= Market Systems Resilience Index =

Economic indicator
The Market Systems Resilience Index (MSRI) measures the capacity of a market system to adapt and adjust to external and internal shocks. It guides international development practitioners in the process of conducting resilience assessments. It is used as a survey-based tool in program evaluation to measure impact as well as to monitor active projects for purposes of adaptive management.

The MSRI incorporates resilience measurement of both market system actors and households. It is composed of 5 principles and 11 determinants, following standards set by the Donor Committee for Enterprise Development (DCED) and integrated with household-level agroecosystem indicators of resilience. The MSRI has been validated through research in multiple countries in Africa and Asia. It was first developed by International Development Enterprises in 2018 and was adapted based on the market resilience methods and guidance developed under the USAID Center for Resilience project, Resilience Evaluation Analysis and Learning (REAL).
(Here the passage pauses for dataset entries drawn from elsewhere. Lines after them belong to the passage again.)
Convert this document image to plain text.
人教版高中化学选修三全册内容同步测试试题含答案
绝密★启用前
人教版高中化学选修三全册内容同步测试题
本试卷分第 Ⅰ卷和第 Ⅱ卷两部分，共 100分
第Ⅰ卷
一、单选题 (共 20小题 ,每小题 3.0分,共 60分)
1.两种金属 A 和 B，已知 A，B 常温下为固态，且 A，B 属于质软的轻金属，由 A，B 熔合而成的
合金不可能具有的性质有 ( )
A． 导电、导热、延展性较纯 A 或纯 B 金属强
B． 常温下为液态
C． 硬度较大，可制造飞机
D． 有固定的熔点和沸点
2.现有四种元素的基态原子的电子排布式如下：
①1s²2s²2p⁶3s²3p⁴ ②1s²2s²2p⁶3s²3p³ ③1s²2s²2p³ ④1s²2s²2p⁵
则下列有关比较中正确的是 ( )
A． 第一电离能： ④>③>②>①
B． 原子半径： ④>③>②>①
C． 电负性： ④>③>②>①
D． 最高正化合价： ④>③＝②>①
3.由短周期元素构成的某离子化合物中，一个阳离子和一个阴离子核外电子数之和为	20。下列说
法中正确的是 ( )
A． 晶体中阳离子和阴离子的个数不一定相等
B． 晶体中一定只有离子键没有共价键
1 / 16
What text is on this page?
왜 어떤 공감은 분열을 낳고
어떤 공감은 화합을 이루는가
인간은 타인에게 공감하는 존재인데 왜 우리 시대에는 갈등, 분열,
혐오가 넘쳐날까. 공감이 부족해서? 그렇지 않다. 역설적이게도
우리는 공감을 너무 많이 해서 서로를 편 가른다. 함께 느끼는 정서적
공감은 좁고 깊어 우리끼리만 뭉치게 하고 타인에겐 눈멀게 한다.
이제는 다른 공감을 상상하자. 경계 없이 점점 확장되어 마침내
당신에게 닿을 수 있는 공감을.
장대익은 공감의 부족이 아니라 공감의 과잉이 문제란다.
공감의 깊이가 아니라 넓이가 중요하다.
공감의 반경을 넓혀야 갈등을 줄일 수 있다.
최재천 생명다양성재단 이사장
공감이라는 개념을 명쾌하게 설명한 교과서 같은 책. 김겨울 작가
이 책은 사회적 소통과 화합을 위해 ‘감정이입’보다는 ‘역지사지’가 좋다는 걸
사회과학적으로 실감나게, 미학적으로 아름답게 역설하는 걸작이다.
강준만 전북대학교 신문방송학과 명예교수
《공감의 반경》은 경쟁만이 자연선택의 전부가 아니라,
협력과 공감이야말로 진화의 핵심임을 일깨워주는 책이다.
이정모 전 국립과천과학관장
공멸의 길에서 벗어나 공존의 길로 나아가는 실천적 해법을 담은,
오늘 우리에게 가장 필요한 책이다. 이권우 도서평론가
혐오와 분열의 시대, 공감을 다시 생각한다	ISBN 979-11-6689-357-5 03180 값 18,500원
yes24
Further adaptation followed the United States Agency for International Development MSR framework for measurement released by the USAID Bureau of Food Security.
The MSRI builds upon the agroecological indicators identified in the Self-evaluation and Holistic Assessment of climate Resilience of farmers and Pastoralists (SHARP) tool, developed by the Food and Agriculture Organization of the United Nations (FAO) to understand and incorporate the situations, concerns, and interests of farmers and pastoralists relating to climate resilience and agriculture.